A decisão foi unânime e seguiu o voto da relatora, ministra Cármen Lúcia, em julgamento virtual encerrado na última segunda-feira (13). A magistrada já havia negado, no mês passado, um recurso apresentado pela defesa, posição agora confirmada pelo colegiado.
Miotto é investigado na operação “Asafe”, que apurou um esquema de corrupção no Judiciário. Segundo as investigações, ele teria recebido vantagens indevidas para beneficiar o pecuarista Lóris Dilda, condenado por assassinar o próprio irmão em uma disputa familiar.

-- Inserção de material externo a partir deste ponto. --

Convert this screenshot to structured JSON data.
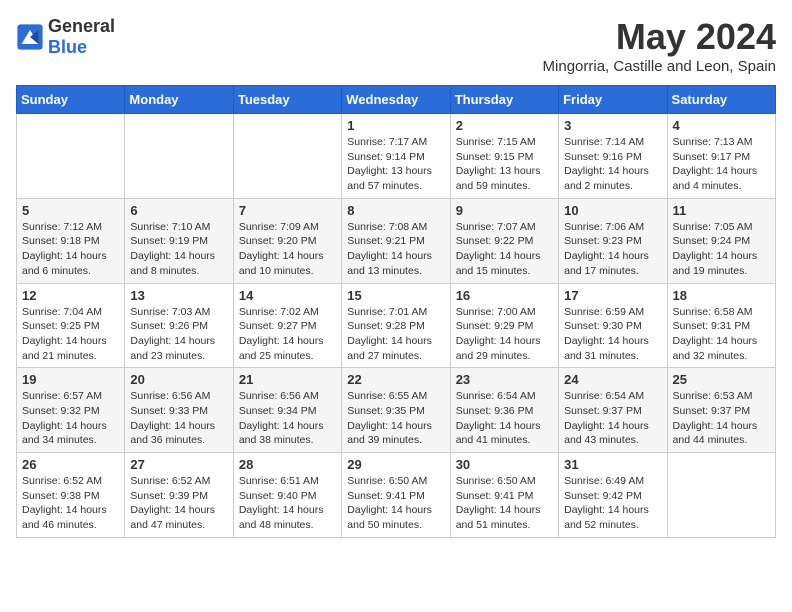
{
  "header": {
    "logo_general": "General",
    "logo_blue": "Blue",
    "month_title": "May 2024",
    "location": "Mingorria, Castille and Leon, Spain"
  },
  "weekdays": [
    "Sunday",
    "Monday",
    "Tuesday",
    "Wednesday",
    "Thursday",
    "Friday",
    "Saturday"
  ],
  "weeks": [
    [
      {
        "day": "",
        "info": ""
      },
      {
        "day": "",
        "info": ""
      },
      {
        "day": "",
        "info": ""
      },
      {
        "day": "1",
        "info": "Sunrise: 7:17 AM\nSunset: 9:14 PM\nDaylight: 13 hours and 57 minutes."
      },
      {
        "day": "2",
        "info": "Sunrise: 7:15 AM\nSunset: 9:15 PM\nDaylight: 13 hours and 59 minutes."
      },
      {
        "day": "3",
        "info": "Sunrise: 7:14 AM\nSunset: 9:16 PM\nDaylight: 14 hours and 2 minutes."
      },
      {
        "day": "4",
        "info": "Sunrise: 7:13 AM\nSunset: 9:17 PM\nDaylight: 14 hours and 4 minutes."
      }
    ],
    [
      {
        "day": "5",
        "info": "Sunrise: 7:12 AM\nSunset: 9:18 PM\nDaylight: 14 hours and 6 minutes."
      },
      {
        "day": "6",
        "info": "Sunrise: 7:10 AM\nSunset: 9:19 PM\nDaylight: 14 hours and 8 minutes."
      },
      {
        "day": "7",
        "info": "Sunrise: 7:09 AM\nSunset: 9:20 PM\nDaylight: 14 hours and 10 minutes."
      },
      {
        "day": "8",
        "info": "Sunrise: 7:08 AM\nSunset: 9:21 PM\nDaylight: 14 hours and 13 minutes."
      },
      {
        "day": "9",
        "info": "Sunrise: 7:07 AM\nSunset: 9:22 PM\nDaylight: 14 hours and 15 minutes."
      },
      {
        "day": "10",
        "info": "Sunrise: 7:06 AM\nSunset: 9:23 PM\nDaylight: 14 hours and 17 minutes."
      },
      {
        "day": "11",
        "info": "Sunrise: 7:05 AM\nSunset: 9:24 PM\nDaylight: 14 hours and 19 minutes."
      }
    ],
    [
      {
        "day": "12",
        "info": "Sunrise: 7:04 AM\nSunset: 9:25 PM\nDaylight: 14 hours and 21 minutes."
      },
      {
        "day": "13",
        "info": "Sunrise: 7:03 AM\nSunset: 9:26 PM\nDaylight: 14 hours and 23 minutes."
      },
      {
        "day": "14",
        "info": "Sunrise: 7:02 AM\nSunset: 9:27 PM\nDaylight: 14 hours and 25 minutes."
      },
      {
        "day": "15",
        "info": "Sunrise: 7:01 AM\nSunset: 9:28 PM\nDaylight: 14 hours and 27 minutes."
      },
      {
        "day": "16",
        "info": "Sunrise: 7:00 AM\nSunset: 9:29 PM\nDaylight: 14 hours and 29 minutes."
      },
      {
        "day": "17",
        "info": "Sunrise: 6:59 AM\nSunset: 9:30 PM\nDaylight: 14 hours and 31 minutes."
      },
      {
        "day": "18",
        "info": "Sunrise: 6:58 AM\nSunset: 9:31 PM\nDaylight: 14 hours and 32 minutes."
      }
    ],
    [
      {
        "day": "19",
        "info": "Sunrise: 6:57 AM\nSunset: 9:32 PM\nDaylight: 14 hours and 34 minutes."
      },
      {
        "day": "20",
        "info": "Sunrise: 6:56 AM\nSunset: 9:33 PM\nDaylight: 14 hours and 36 minutes."
      },
      {
        "day": "21",
        "info": "Sunrise: 6:56 AM\nSunset: 9:34 PM\nDaylight: 14 hours and 38 minutes."
      },
      {
        "day": "22",
        "info": "Sunrise: 6:55 AM\nSunset: 9:35 PM\nDaylight: 14 hours and 39 minutes."
      },
      {
        "day": "23",
        "info": "Sunrise: 6:54 AM\nSunset: 9:36 PM\nDaylight: 14 hours and 41 minutes."
      },
      {
        "day": "24",
        "info": "Sunrise: 6:54 AM\nSunset: 9:37 PM\nDaylight: 14 hours and 43 minutes."
      },
      {
        "day": "25",
        "info": "Sunrise: 6:53 AM\nSunset: 9:37 PM\nDaylight: 14 hours and 44 minutes."
      }
    ],
    [
      {
        "day": "26",
        "info": "Sunrise: 6:52 AM\nSunset: 9:38 PM\nDaylight: 14 hours and 46 minutes."
      },
      {
        "day": "27",
        "info": "Sunrise: 6:52 AM\nSunset: 9:39 PM\nDaylight: 14 hours and 47 minutes."
      },
      {
        "day": "28",
        "info": "Sunrise: 6:51 AM\nSunset: 9:40 PM\nDaylight: 14 hours and 48 minutes."
      },
      {
        "day": "29",
        "info": "Sunrise: 6:50 AM\nSunset: 9:41 PM\nDaylight: 14 hours and 50 minutes."
      },
      {
        "day": "30",
        "info": "Sunrise: 6:50 AM\nSunset: 9:41 PM\nDaylight: 14 hours and 51 minutes."
      },
      {
        "day": "31",
        "info": "Sunrise: 6:49 AM\nSunset: 9:42 PM\nDaylight: 14 hours and 52 minutes."
      },
      {
        "day": "",
        "info": ""
      }
    ]
  ]
}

Além disso, a Polícia Federal aponta que o juiz também favoreceu traficantes que atuam na região de fronteira entre Mato Grosso e a Bolívia, ampliando a gravidade das acusações.
A defesa tentou anular o processo alegando irregularidades na atuação de desembargadores do TJMT, que participaram de diferentes fases do julgamento. No entanto, a tese foi rejeitada pelo STF.
Em seu voto, Cármen Lúcia destacou que não há ilegalidade, já que as hipóteses de impedimento de magistrados são taxativas na legislação e não se aplicam ao caso.
O processo chegou ao Supremo após sucessivas derrotas da defesa em instâncias inferiores, incluindo o próprio TJMT e o Superior Tribunal de Justiça (STJ).
Apesar da manutenção da condenação, ainda cabem novos recursos. Enquanto isso, Miotto segue recebendo aposentadoria compulsória, com rendimento líquido mensal de cerca de R$ 39,7 mil, conforme dados do Portal da Transparência.
A decisão reforça o cerco judicial sobre o ex-magistrado, acusado de transformar decisões judiciais em moeda de negociação dentro do sistema de Justiça.